How we found hints of new particles or forces of nature – and why it could change physics
Seven years ago, a huge magnet was transported over 3,200 miles (5,150km) across land and sea, in the hope of studying a subatomic particle called a muon.
Muons are closely related to electrons, which orbit every atom and form the building blocks of matter. The electron and muon both have properties precisely predicted by our current best scientific theory describing the subatomic, quantum world, the standard model of particle physics.
A whole generation of scientists have dedicated themselves to measuring these properties in exquisite detail. In 2001, an experiment hinted that one property of the muon was not exactly as the standard model predicted, but new studies were needed to confirm. Physicists moved part of the experiment to a new accelerator, at Fermilab, and started taking more data.
A new measurement has now confirmed the initial result. This means new particles or forces may exist that aren't accounted for in the standard model. If this is the case, the laws of physics will have to be revised and no one knows where that may lead.
This latest result comes from an international collaboration, of which we are both a part. Our team has been using particle accelerators to measure a property called the magnetic moment of the muon.
Each muon behaves like a tiny bar magnet when exposed to a magnetic field, an effect called the magnetic moment. Muons also have an intrinsic property called "spin," and the relation between the spin and the magnetic moment of the muon is known as the g-factor. The "g" of the electron and muon is predicted to be two, so g minus two (g-2) should be measured to be zero. This is what's we're testing at Fermilab.
For these tests, scientists have used accelerators, the same kind of technology Cern uses at the LHC. The Fermilab accelerator produces muons in very large quantities and measures, very precisely, how they interact with a magnetic field.
The muon's behavior is influenced by "virtual particles" that pop in and out of existence from the vacuum. These exist fleetingly, but for long enough to affect how the muon interacts with the magnetic field and change the measured magnetic moment, albeit by a tiny amount.
The standard model predicts very precisely, to better than one part in a million, what this effect is. As long as we know what particles are bubbling in and out of the vacuum, experiment and theory should match. But, if experiment and theory don't match, our understanding of the soup of virtual particles may be incomplete.
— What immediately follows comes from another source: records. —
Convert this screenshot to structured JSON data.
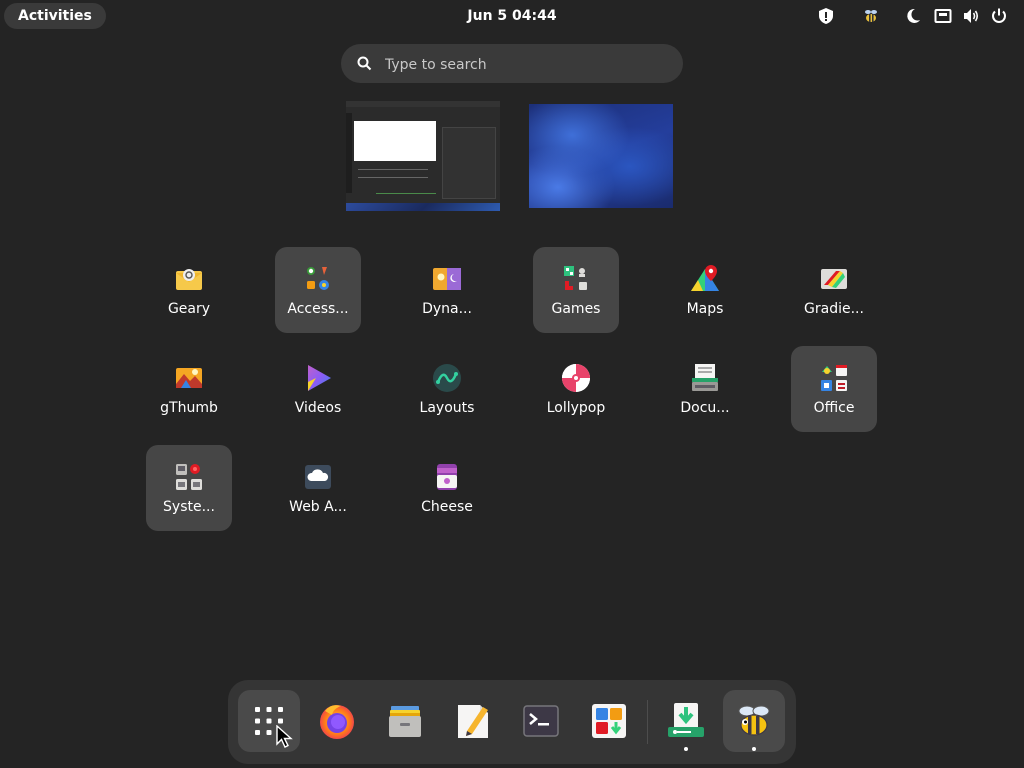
{
  "topbar": {
    "activities_label": "Activities",
    "clock": "Jun 5  04:44",
    "tray_icons": [
      "shield-icon",
      "bee-icon",
      "moon-icon",
      "network-icon",
      "volume-icon",
      "power-icon"
    ]
  },
  "search": {
    "placeholder": "Type to search"
  },
  "workspaces": [
    "workspace-1",
    "workspace-2"
  ],
  "apps": [
    {
      "label": "Geary",
      "icon": "mail-icon",
      "folder": false
    },
    {
      "label": "Access...",
      "icon": "accessories-folder-icon",
      "folder": true
    },
    {
      "label": "Dyna...",
      "icon": "dynamic-wallpaper-icon",
      "folder": false
    },
    {
      "label": "Games",
      "icon": "games-folder-icon",
      "folder": true
    },
    {
      "label": "Maps",
      "icon": "maps-icon",
      "folder": false
    },
    {
      "label": "Gradie...",
      "icon": "gradience-icon",
      "folder": false
    },
    {
      "label": "gThumb",
      "icon": "gthumb-icon",
      "folder": false
    },
    {
      "label": "Videos",
      "icon": "videos-icon",
      "folder": false
    },
    {
      "label": "Layouts",
      "icon": "layouts-icon",
      "folder": false
    },
    {
      "label": "Lollypop",
      "icon": "lollypop-icon",
      "folder": false
    },
    {
      "label": "Docu...",
      "icon": "document-scanner-icon",
      "folder": false
    },
    {
      "label": "Office",
      "icon": "office-folder-icon",
      "folder": true
    },
    {
      "label": "Syste...",
      "icon": "system-folder-icon",
      "folder": true
    },
    {
      "label": "Web A...",
      "icon": "web-apps-icon",
      "folder": false
    },
    {
      "label": "Cheese",
      "icon": "cheese-icon",
      "folder": false
    }
  ],
  "dash": {
    "items": [
      {
        "icon": "app-grid-icon",
        "active": true
      },
      {
        "icon": "firefox-icon",
        "active": false
      },
      {
        "icon": "files-icon",
        "active": false
      },
      {
        "icon": "text-editor-icon",
        "active": false
      },
      {
        "icon": "terminal-icon",
        "active": false
      },
      {
        "icon": "software-icon",
        "active": false
      },
      {
        "icon": "warehouse-icon",
        "active": false
      },
      {
        "icon": "bee-app-icon",
        "active": true
      }
    ]
  },
  "colors": {
    "background": "#242424",
    "tile": "#464646",
    "dash": "#353535",
    "accent_blue": "#3584e4"
  }
}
The possibility of new particles existing is not idle speculation. Such particles might help in explaining several of the big problems in physics. Why, for example, does the universe have so much dark matter—causing the galaxies to rotate faster than we'd expect—and why has nearly all the anti-matter created in the Big Bang disappeared?
The problem to date has been that nobody has seen any of these proposed new particles. It was hoped the LHC at Cern would produce them in collisions between high energy protons, but they've not yet been observed.
The new measurement used the same technique as an experiment at "Brookhaven National Laboratory in New York, at the beginning of the century, which itself followed a series of measurements at Cern.
The Brookhaven experiment measured a discrepancy with the standard model that had a one in 5,000 chance of being a statistical fluke. This is approximately the same probability as throwing a coin 12 times in a row, all heads up.
This was tantalizing, but way below the threshold for discovery, which is generally required to be better than one in 1.7 million—or 21 coin throws in a row. To determine whether new physics was in play, scientists would have to increase the sensitivity of the experiment by a factor of four.
To make the improved measurement, the magnet at the heart of the experiment had to be moved in 2013 3,200 miles from Long Island along sea and road, to Fermilab, outside Chicago, whose accelerators could produce a copious source of muons.
Once in place, a new experiment was built around the magnet with state of the art detectors and equipment. The muon g-2 experiment began taking data in 2017, with a collaboration of veterans from the Brookhaven experiment and a new generation of physicists.
The new results, from the first year of data at Fermilab, are in line with the measurement from the Brookhaven experiment. Combining results reinforces the case for a disagreement between experimental measurement and the standard model. The chances now lie at about one in 40,000 of the discrepancy being a fluke—still shy of the gold standard discovery threshold.
Intriguingly, a recent observation by the LHCb experiment at Cern also found possible deviations from the standard model. What's exciting is that this also refers to the properties of muons. This time it's a difference in how muons and electrons are produced from heavier particles. The two rates are expected to be the same in the standard model, but the experimental measurement found them to be different.
Taken together, the LHCb and Fermilab results strengthen the case that we've observed the first evidence of the standard model prediction failing, and that there are new particles or forces in nature out there to be discovered.
For the ultimate confirmation, this needs more data both from the Fermilab muon experiment and from Cern's LHCb experiment. Results will be forthcoming in the next few years. Fermilab already has four times more data than was used in this recent result, currently being analyzed, Cern has started taking more data and a new generation of muon experiments is being built. This is a thrilling era for physics.